15ème législature

Question N° 8215
de Mme Marietta Karamanli (Nouvelle Gauche - Sarthe )
Question écrite
Ministère interrogé > Intérieur
Ministère attributaire > Intérieur

Rubrique > sécurité des biens et des personnes

Titre > Situation sapeurs-pompiers volontaires - Adju

Question publiée au JO le : 08/05/2018 page : 3838

Texte de la question

Mme Marietta Karamanli attire l'attention de M. le ministre d'État, ministre de l'intérieur, sur la situation des sapeurs-pompiers volontaires, leur avancement et leurs activités. Le cadre de l'engagement des sapeurs-pompiers volontaires a été revu par le décret n° 2013-412 du 17 mai 2013. En l'état l'article 19 du décret prévoit que les sergents sapeurs-pompiers volontaires ayant accompli 6 années dans leur grade et qui ont acquis les compétences correspondantes aux formations définies par arrêté ministériel peuvent être nommés adjudants. Cette durée peut être ramenée à 2 ans lorsque l'intéressé exerce les fonctions de chef de centre ou d'adjoint au chef de centre. L'article R. 723-3 du code de la sécurité intérieure prévoit parallèlement de réserver les activités opérationnelles de chef d'agrès tout engin aux seuls adjudants. Ce point est important, car chez les sapeurs-pompiers tout véhicule doit, pour quitter la caserne, être dirigé par un responsable dénommé chef d'agrès. L'articulation des articles pose donc problème puisqu'il est nécessaire pour un sapeur-pompier volontaire d'effectuer, dans le cas général, un engagement de 12 ans pour accéder au grade d'adjudant et ce avant le terme fixé en 2019. La difficulté pour passer du grade de sergent à celui d'adjudant liée au délai devait faire l'objet d'une réflexion et d'une concertation visant à réduire la durée de celui-ci.
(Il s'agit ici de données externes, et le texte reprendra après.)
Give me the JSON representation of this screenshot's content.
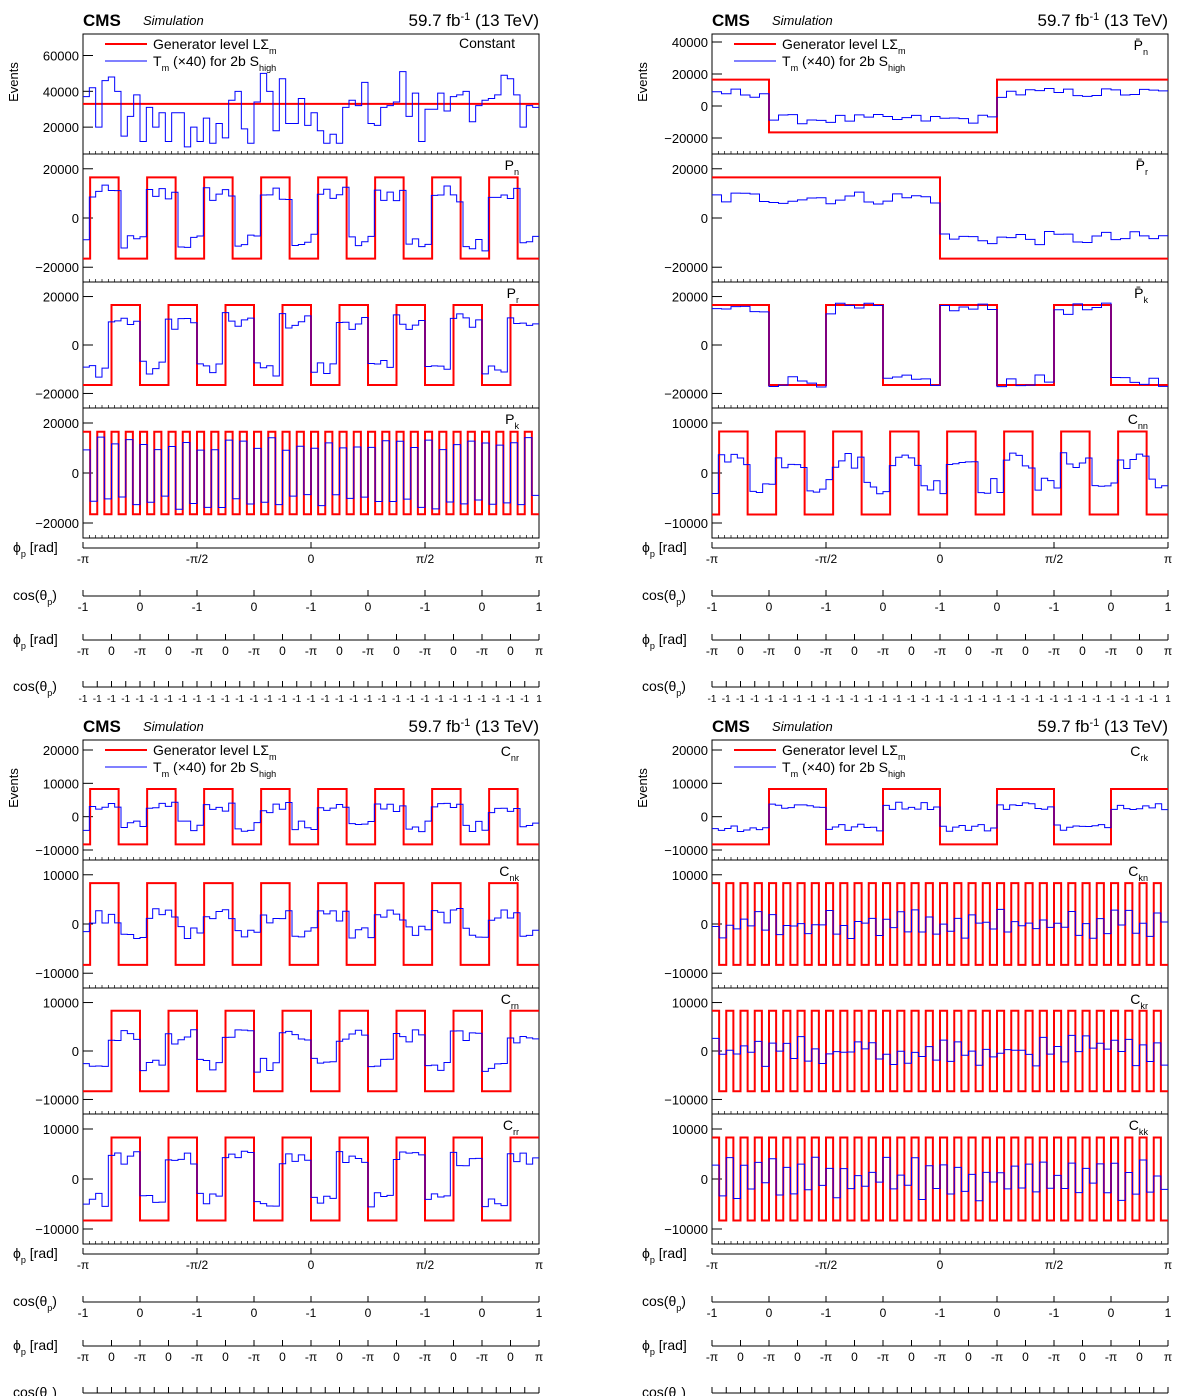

Elle lui demande les mesures envisagées et suggère le cas échéant qu'un moratoire puisse être adopté permettant à l'ensemble des sapeurs-pompiers chefs d'agrès d'être nommés adjudants ce qui permettra à la fois de reconnaître l'engagement des sapeurs-volontaires, leurs compétences et expériences et régler les conséquences opérationnelles de ces difficultés réglementaires notamment pour les petits centres ruraux.